Partial Ambiguity Resolution Method and Results Analysis for GNSS Uncombined PPP

  Objectives  In precise point positioning (PPP) technology, the correct fixing of ambiguity is always an essential part of achieving high-precision positioning. However, the wrong fixing of ambiguity will lead to serious positioning errors. Therefore, it is necessary to optimize the selection of the ambiguity subset to ensure a more reliable fixing of PPP ambiguity.

  Methods  This paper proposes a PPP partial ambiguity resolution (PAR) method that combines quality control and Gram-Schmidt orthogonalization.
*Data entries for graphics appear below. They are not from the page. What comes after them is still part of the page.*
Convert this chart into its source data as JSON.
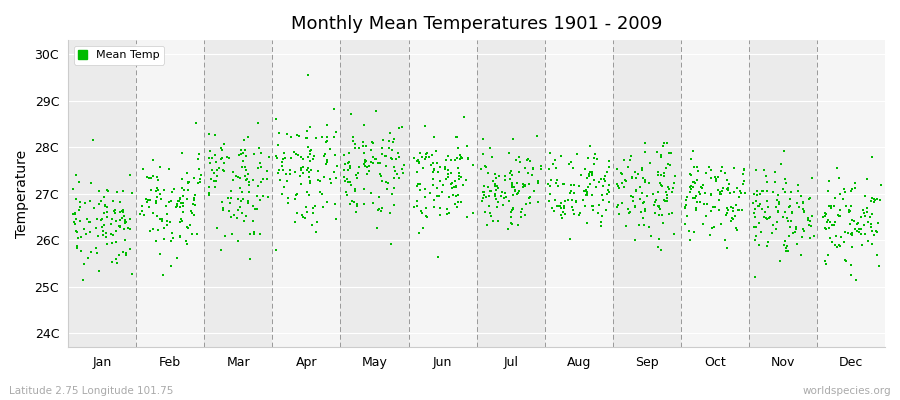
{
  "title": "Monthly Mean Temperatures 1901 - 2009",
  "ylabel": "Temperature",
  "ytick_labels": [
    "24C",
    "25C",
    "26C",
    "27C",
    "28C",
    "29C",
    "30C"
  ],
  "ytick_values": [
    24,
    25,
    26,
    27,
    28,
    29,
    30
  ],
  "ylim": [
    23.7,
    30.3
  ],
  "months": [
    "Jan",
    "Feb",
    "Mar",
    "Apr",
    "May",
    "Jun",
    "Jul",
    "Aug",
    "Sep",
    "Oct",
    "Nov",
    "Dec"
  ],
  "month_tick_positions": [
    0.5,
    1.5,
    2.5,
    3.5,
    4.5,
    5.5,
    6.5,
    7.5,
    8.5,
    9.5,
    10.5,
    11.5
  ],
  "dashed_lines": [
    1,
    2,
    3,
    4,
    5,
    6,
    7,
    8,
    9,
    10,
    11
  ],
  "dot_color": "#00bb00",
  "dot_size": 2,
  "legend_label": "Mean Temp",
  "background_color": "#efefef",
  "stripe_colors": [
    "#ebebeb",
    "#f5f5f5"
  ],
  "subtitle_left": "Latitude 2.75 Longitude 101.75",
  "subtitle_right": "worldspecies.org",
  "n_years": 109,
  "monthly_means": [
    26.4,
    26.9,
    27.2,
    27.5,
    27.6,
    27.3,
    27.1,
    27.0,
    27.0,
    26.9,
    26.6,
    26.4
  ],
  "monthly_stds": [
    0.55,
    0.6,
    0.55,
    0.55,
    0.55,
    0.45,
    0.45,
    0.45,
    0.45,
    0.45,
    0.45,
    0.5
  ],
  "seed": 17
}
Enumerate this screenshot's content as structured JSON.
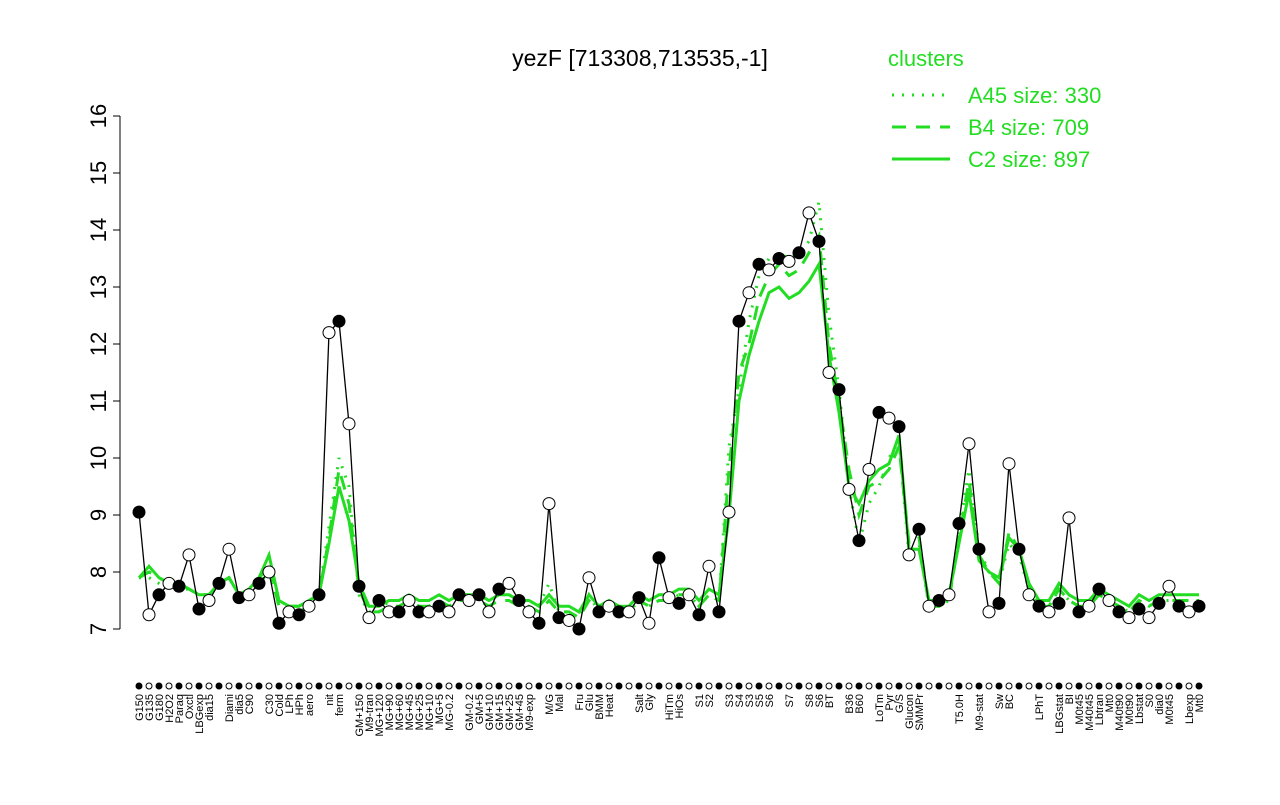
{
  "chart_data": {
    "type": "line",
    "title": "yezF [713308,713535,-1]",
    "categories": [
      "G150",
      "G135",
      "G180",
      "H2O2",
      "Paraq",
      "Oxctl",
      "LBGexp",
      "dia15",
      null,
      "Diami",
      "dia5",
      "C90",
      null,
      "C30",
      "Cold",
      "LPh",
      "HPh",
      "aero",
      null,
      "nit",
      "ferm",
      null,
      "GM+150",
      "M9-tran",
      "MG+120",
      "MG+90",
      "MG+60",
      "MG+45",
      "MG+25",
      "MG+10",
      "MG+5",
      "MG-0.2",
      null,
      "GM-0.2",
      "GM+5",
      "GM+10",
      "GM+15",
      "GM+25",
      "GM+45",
      "M9-exp",
      null,
      "M/G",
      "Mal",
      null,
      "Fru",
      "Glu",
      "BMM",
      "Heat",
      null,
      null,
      "Salt",
      "Gly",
      null,
      "HiTm",
      "HiOs",
      null,
      "S1",
      "S2",
      null,
      "S3",
      "S4",
      "S3",
      "S5",
      "S6",
      null,
      "S7",
      null,
      "S8",
      "S6",
      "BT",
      null,
      "B36",
      "B60",
      null,
      "LoTm",
      "Pyr",
      "G/S",
      "Glucon",
      "SMMPr",
      null,
      null,
      null,
      "T5.0H",
      null,
      "M9-stat",
      null,
      "Sw",
      "BC",
      null,
      null,
      "LPhT",
      null,
      "LBGstat",
      "BI",
      "M0t45",
      "M40t45",
      "Lbtran",
      "Mt0",
      "M40t90",
      "M0t90",
      "Lbstat",
      "S0",
      "dia0",
      "M0t45",
      null,
      "Lbexp",
      "Mt0"
    ],
    "values": [
      9.05,
      7.25,
      7.6,
      7.8,
      7.75,
      8.3,
      7.35,
      7.5,
      7.8,
      8.4,
      7.55,
      7.6,
      7.8,
      8.0,
      7.1,
      7.3,
      7.25,
      7.4,
      7.6,
      12.2,
      12.4,
      10.6,
      7.75,
      7.2,
      7.5,
      7.3,
      7.3,
      7.5,
      7.3,
      7.3,
      7.4,
      7.3,
      7.6,
      7.5,
      7.6,
      7.3,
      7.7,
      7.8,
      7.5,
      7.3,
      7.1,
      9.2,
      7.2,
      7.15,
      7.0,
      7.9,
      7.3,
      7.4,
      7.3,
      7.3,
      7.55,
      7.1,
      8.25,
      7.55,
      7.45,
      7.6,
      7.25,
      8.1,
      7.3,
      9.05,
      12.4,
      12.9,
      13.4,
      13.3,
      13.5,
      13.45,
      13.6,
      14.3,
      13.8,
      11.5,
      11.2,
      9.45,
      8.55,
      9.8,
      10.8,
      10.7,
      10.55,
      8.3,
      8.75,
      7.4,
      7.5,
      7.6,
      8.85,
      10.25,
      8.4,
      7.3,
      7.45,
      9.9,
      8.4,
      7.6,
      7.4,
      7.3,
      7.45,
      8.95,
      7.3,
      7.4,
      7.7,
      7.5,
      7.3,
      7.2,
      7.35,
      7.2,
      7.45,
      7.75,
      7.4,
      7.3,
      7.4
    ],
    "color": "#000000",
    "legend_title": "clusters",
    "series": [
      {
        "name": "A45 size: 330",
        "color": "#22dd22",
        "linestyle": "dotted",
        "values": [
          7.9,
          7.9,
          7.8,
          7.7,
          7.7,
          7.7,
          7.6,
          7.6,
          7.8,
          7.9,
          7.6,
          7.7,
          7.8,
          8.0,
          7.4,
          7.3,
          7.3,
          7.4,
          7.6,
          8.8,
          10.0,
          9.5,
          7.6,
          7.3,
          7.3,
          7.5,
          7.5,
          7.6,
          7.5,
          7.5,
          7.6,
          7.5,
          7.6,
          7.6,
          7.6,
          7.5,
          7.6,
          7.6,
          7.5,
          7.5,
          7.4,
          7.8,
          7.3,
          7.3,
          7.2,
          7.6,
          7.3,
          7.4,
          7.3,
          7.3,
          7.5,
          7.4,
          7.5,
          7.5,
          7.6,
          7.6,
          7.4,
          7.6,
          7.5,
          10.2,
          11.2,
          12.4,
          13.2,
          13.5,
          13.6,
          13.5,
          13.6,
          13.8,
          14.5,
          12.5,
          11.2,
          9.5,
          8.5,
          9.2,
          9.5,
          10.0,
          10.3,
          8.3,
          8.5,
          7.4,
          7.4,
          7.5,
          8.7,
          9.8,
          8.4,
          8.0,
          7.8,
          8.5,
          8.3,
          7.7,
          7.4,
          7.4,
          7.7,
          7.5,
          7.4,
          7.4,
          7.6,
          7.5,
          7.4,
          7.3,
          7.5,
          7.4,
          7.5,
          7.5,
          7.5,
          7.5,
          7.5
        ]
      },
      {
        "name": "B4 size: 709",
        "color": "#22dd22",
        "linestyle": "dashed",
        "values": [
          7.9,
          8.0,
          7.9,
          7.8,
          7.8,
          7.7,
          7.6,
          7.6,
          7.8,
          7.9,
          7.6,
          7.7,
          7.9,
          8.1,
          7.4,
          7.4,
          7.4,
          7.5,
          7.6,
          8.6,
          9.8,
          9.2,
          7.7,
          7.3,
          7.3,
          7.4,
          7.4,
          7.5,
          7.4,
          7.4,
          7.5,
          7.4,
          7.5,
          7.5,
          7.5,
          7.4,
          7.5,
          7.5,
          7.4,
          7.4,
          7.3,
          7.5,
          7.3,
          7.3,
          7.2,
          7.5,
          7.3,
          7.4,
          7.3,
          7.3,
          7.5,
          7.4,
          7.5,
          7.5,
          7.6,
          7.6,
          7.4,
          7.6,
          7.5,
          9.8,
          11.5,
          12.0,
          12.8,
          13.2,
          13.4,
          13.2,
          13.3,
          13.6,
          13.9,
          12.0,
          11.0,
          9.8,
          9.0,
          9.5,
          9.6,
          9.8,
          10.2,
          8.5,
          8.6,
          7.4,
          7.4,
          7.5,
          8.6,
          9.6,
          8.3,
          8.0,
          7.8,
          8.7,
          8.4,
          7.7,
          7.4,
          7.4,
          7.7,
          7.5,
          7.4,
          7.4,
          7.6,
          7.5,
          7.4,
          7.3,
          7.5,
          7.4,
          7.5,
          7.5,
          7.5,
          7.5,
          7.5
        ]
      },
      {
        "name": "C2 size: 897",
        "color": "#22dd22",
        "linestyle": "solid",
        "values": [
          7.9,
          8.1,
          7.9,
          7.8,
          7.8,
          7.7,
          7.6,
          7.6,
          7.8,
          7.9,
          7.6,
          7.7,
          7.9,
          8.3,
          7.5,
          7.4,
          7.4,
          7.5,
          7.6,
          8.5,
          9.5,
          8.9,
          7.8,
          7.4,
          7.4,
          7.5,
          7.5,
          7.6,
          7.5,
          7.5,
          7.6,
          7.5,
          7.6,
          7.6,
          7.6,
          7.5,
          7.6,
          7.6,
          7.5,
          7.5,
          7.4,
          7.6,
          7.4,
          7.4,
          7.3,
          7.6,
          7.4,
          7.5,
          7.4,
          7.4,
          7.6,
          7.5,
          7.6,
          7.6,
          7.7,
          7.7,
          7.5,
          7.7,
          7.6,
          9.0,
          11.0,
          11.8,
          12.4,
          12.9,
          13.0,
          12.8,
          12.9,
          13.1,
          13.4,
          11.8,
          10.8,
          9.5,
          9.2,
          9.6,
          9.8,
          9.9,
          10.4,
          8.4,
          8.4,
          7.5,
          7.5,
          7.6,
          8.5,
          9.4,
          8.2,
          8.0,
          7.9,
          8.6,
          8.4,
          7.8,
          7.5,
          7.5,
          7.8,
          7.6,
          7.5,
          7.5,
          7.7,
          7.6,
          7.5,
          7.4,
          7.6,
          7.5,
          7.6,
          7.6,
          7.6,
          7.6,
          7.6
        ]
      }
    ],
    "ylim": [
      7,
      16
    ],
    "yticks": [
      7,
      8,
      9,
      10,
      11,
      12,
      13,
      14,
      15,
      16
    ]
  }
}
By utilizing the multi-GNSS(global navigation satellite system) experiment (MGEX) observations in the un-differenced and un-combined PPP model, the PAR method based on Gram-Schmidt orthogonalization was compared and analyzed with the selected reference satellite method with maximum elevation, and the performance of ambiguity resolution and positioning was assessed under the multi-GNSS conditions.

  Results  Experimental results show that the average epoch fixing rate of each day and each station based on the Gram-Schmidt method is improved by 7.74% and 11.46% in the static mode, and 7.90% and 7.78% in the pseudo-kinematic mode, respectively, compared with that of the selected reference satellite method considering the maximum elevation. Meanwhile, time-to-first-fix (TTFF) of each day and each station based on the Gram-Schmidt orthogonalization can be significantly reduced by 22.30% and 25.42% in the static mode, corresponding to an improvement of 20.44% and 19.65% in the pseudo-kinematic mode, respectively, compared with that of the selected reference satellite method considering the maximum elevation. As far as multi-GNSS PPP AR is concerned, multi-GNSS PPP AR has a significant improvement on the convergence time of BDS (BeiDou navigation satellite system) only. The convergence time of horizontal components is shortened by 20.00 min on average at 95% confidence level, and the vertical components are shortened by 19.00 min on average. For the positioning accuracy aspects, the positioning accuracy of horizontal components is improved by 1.50 cm on average, while that of vertical components is improved by 1.12 cm on average.

  Conclusions  The PPP PAR algorithm based on the Gram-Schmidt method can significantly improve the performance of ambiguity resolution and positioning accuracy.